FBI Director James Comey spoke briefly about the investigation Wednesday in Pittsburgh, reported The Associated Press.
Police said Edward Archer, 30, told them he was acting in the name of Islam when he opened fire on Officer Jesse Hartnett's marked cruiser on Jan. 7 at a Philadelphia intersection. The officer was wounded.
Archer is charged with attempted murder but hasn't entered a plea.
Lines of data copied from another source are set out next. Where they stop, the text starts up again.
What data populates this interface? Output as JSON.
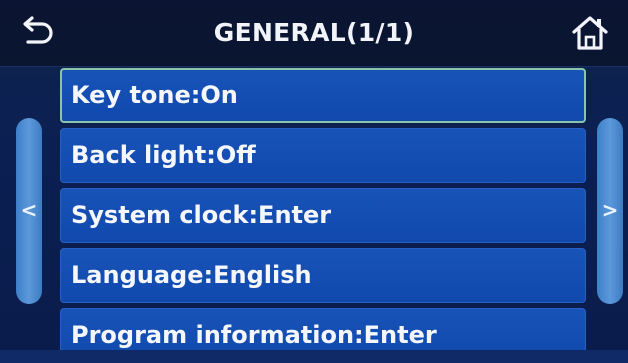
{
  "header": {
    "title": "GENERAL(1/1)",
    "back_icon": "back-arrow-icon",
    "home_icon": "home-icon"
  },
  "nav": {
    "prev_glyph": "<",
    "next_glyph": ">"
  },
  "menu": {
    "items": [
      {
        "label": "Key tone:On",
        "selected": true
      },
      {
        "label": "Back light:Off",
        "selected": false
      },
      {
        "label": "System clock:Enter",
        "selected": false
      },
      {
        "label": "Language:English",
        "selected": false
      },
      {
        "label": "Program information:Enter",
        "selected": false
      }
    ]
  },
  "colors": {
    "background": "#0a1c4b",
    "item": "#1551b6",
    "selected_border": "#89c6a8",
    "side_tab": "#4a8ad0"
  }
}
His mother says he had been hearing voices and felt targeted by police.
Police said Archer pledged allegiance to the Islamic State group.
Comey said the Islamic State has been "crowd-sourcing terrorism," noted the AP, and he said it uses social media to encourage violence and its message "tends to resonate with troubled souls."
“Your parents' al Qaeda was a group that was focused on national landmarks, sophisticated ... events, carefully chosen operatives, lots of surveillance, and then trying to deliver the big thing. That was al Qaeda's culture.”
“This is entirely different, first in the way the message comes. They are crowd-sourcing terrorism, using Twitter and other forms of social media to try to motivate anybody” to conduct an attack, he was quoted as saying.
Comey's comments at the Federal Bureau of Investigation field office in Pittsburgh and reported by the Pittsburgh Tribune-Review, were confirmed to Reuters by an FBI spokesman.
FBI investigators were seeking to find out if Archer was in touch with or inspired by anyone linked to Islamic State.
Police said on Sunday that a man stopped officers patrolling near the site of the attack and warned that Archer had been part of a group of four men who may pose a danger to police.
In the attack caught on video, a gunman police say was Archer was seen shooting into a patrol car driven by Hartnett, 33, who was shot in the arm but managed to fire back. Archer, who sustained a bullet wound to the buttocks, was arrested at the scene and charged with attempted murder.
Archer, police said, told them that the attack was done "in the name of Islam."